If it were [God’s] intention
and he withdrew his spirit[a] and breath,
all humanity would perish together
and humankind would return to the dust.
On Pentecost Sunday we rightfully remember the strange and powerful coming of the Holy Spirit on the Day of Pentecost as recounted in Acts 2. What we need to remember with that, as told here in the book of Job, is that God’s Spirit actually pervades all of life. Without the Spirit there would be no life of any kind, be it both physical and spiritual. As we remember in Genesis, God made the man and breathed into his nostrils the breath of life, and man became a living being (Genesis 2:7).
We’re too often looking for the unusual, and it’s not as if that doesn’t happen. We see plainly from the pages of Scripture that it does. And if the eyes of our heart are open, we’ll see this in life, as well. But most of life is ordinary. And yet it is every bit as special as the extraordinary because God’s Spirit pervades all of life.

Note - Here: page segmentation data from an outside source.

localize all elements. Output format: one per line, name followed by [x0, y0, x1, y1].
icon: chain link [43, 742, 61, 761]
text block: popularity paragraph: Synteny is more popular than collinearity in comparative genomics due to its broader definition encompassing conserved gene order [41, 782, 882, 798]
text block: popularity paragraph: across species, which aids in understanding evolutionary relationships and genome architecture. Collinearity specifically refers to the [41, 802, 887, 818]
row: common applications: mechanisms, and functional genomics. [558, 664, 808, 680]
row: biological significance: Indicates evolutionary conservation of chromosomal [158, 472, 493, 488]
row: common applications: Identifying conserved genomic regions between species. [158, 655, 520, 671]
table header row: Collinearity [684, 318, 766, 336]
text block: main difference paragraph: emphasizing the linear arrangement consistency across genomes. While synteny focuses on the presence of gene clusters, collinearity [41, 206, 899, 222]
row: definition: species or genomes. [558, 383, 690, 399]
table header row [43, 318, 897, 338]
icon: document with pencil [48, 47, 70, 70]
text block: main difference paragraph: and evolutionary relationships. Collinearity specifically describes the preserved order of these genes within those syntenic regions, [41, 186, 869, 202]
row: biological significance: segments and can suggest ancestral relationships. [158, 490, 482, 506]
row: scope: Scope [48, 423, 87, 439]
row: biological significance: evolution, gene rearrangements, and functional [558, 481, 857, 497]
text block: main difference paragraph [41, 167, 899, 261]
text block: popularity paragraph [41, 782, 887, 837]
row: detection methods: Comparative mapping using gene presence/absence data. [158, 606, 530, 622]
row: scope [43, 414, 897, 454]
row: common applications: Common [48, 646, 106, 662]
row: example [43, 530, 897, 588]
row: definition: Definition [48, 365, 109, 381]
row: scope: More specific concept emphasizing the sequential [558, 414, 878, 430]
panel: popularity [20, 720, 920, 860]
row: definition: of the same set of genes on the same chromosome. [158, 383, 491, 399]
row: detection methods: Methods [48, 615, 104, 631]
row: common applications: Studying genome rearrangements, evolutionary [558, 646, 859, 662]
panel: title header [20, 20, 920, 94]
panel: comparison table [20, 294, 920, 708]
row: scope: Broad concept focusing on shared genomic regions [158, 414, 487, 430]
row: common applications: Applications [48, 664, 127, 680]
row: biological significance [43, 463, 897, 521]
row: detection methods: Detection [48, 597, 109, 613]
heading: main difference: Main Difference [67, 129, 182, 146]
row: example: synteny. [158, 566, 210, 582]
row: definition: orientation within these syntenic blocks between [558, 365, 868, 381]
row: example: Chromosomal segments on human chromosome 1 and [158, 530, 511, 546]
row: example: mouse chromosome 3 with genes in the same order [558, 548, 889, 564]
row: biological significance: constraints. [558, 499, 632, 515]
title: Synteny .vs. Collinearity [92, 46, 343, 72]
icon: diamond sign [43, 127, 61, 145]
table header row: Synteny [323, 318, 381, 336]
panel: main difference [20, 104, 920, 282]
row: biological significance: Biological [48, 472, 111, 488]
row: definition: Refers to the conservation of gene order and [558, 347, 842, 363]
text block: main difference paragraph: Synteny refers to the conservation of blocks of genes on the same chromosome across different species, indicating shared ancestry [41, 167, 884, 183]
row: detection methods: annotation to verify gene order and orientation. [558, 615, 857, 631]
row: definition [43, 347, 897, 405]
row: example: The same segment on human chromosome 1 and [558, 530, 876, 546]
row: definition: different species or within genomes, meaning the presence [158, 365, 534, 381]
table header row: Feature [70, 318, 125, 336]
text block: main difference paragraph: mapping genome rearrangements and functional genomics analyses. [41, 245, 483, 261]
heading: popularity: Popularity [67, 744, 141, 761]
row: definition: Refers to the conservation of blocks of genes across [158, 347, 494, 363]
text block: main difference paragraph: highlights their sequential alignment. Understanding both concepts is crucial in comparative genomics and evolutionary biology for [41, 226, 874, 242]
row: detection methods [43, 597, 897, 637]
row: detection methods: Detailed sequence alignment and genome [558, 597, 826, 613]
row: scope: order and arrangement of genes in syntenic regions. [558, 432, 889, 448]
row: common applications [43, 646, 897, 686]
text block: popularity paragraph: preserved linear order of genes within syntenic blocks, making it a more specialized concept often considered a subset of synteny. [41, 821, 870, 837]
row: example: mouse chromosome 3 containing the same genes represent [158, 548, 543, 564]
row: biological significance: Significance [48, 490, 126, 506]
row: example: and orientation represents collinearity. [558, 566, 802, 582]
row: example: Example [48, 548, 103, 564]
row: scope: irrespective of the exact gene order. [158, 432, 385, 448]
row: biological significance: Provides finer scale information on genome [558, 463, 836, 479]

That doesn’t mean there’s not a special dispensing of God’s Spirit to all who believe in Christ, and to God’s church in Christ, for indeed there is. But it does mean that we might find God’s Spirit active in unexpected places. In a sense in all of life. And really in every part of our lives, the seemingly mundane and in our minds even unimportant, as well as those special times when either the Spirit breaks through to help us, or we feel so desperately in need of the Spirit. Yes, through all of life God’s spirit/Spirit is present. For the good of the earth. For everyone, and especially for all who are in Christ individually and together. For the blessing of all people, that they too might receive the fullness of life that is in Christ. In and through Jesus.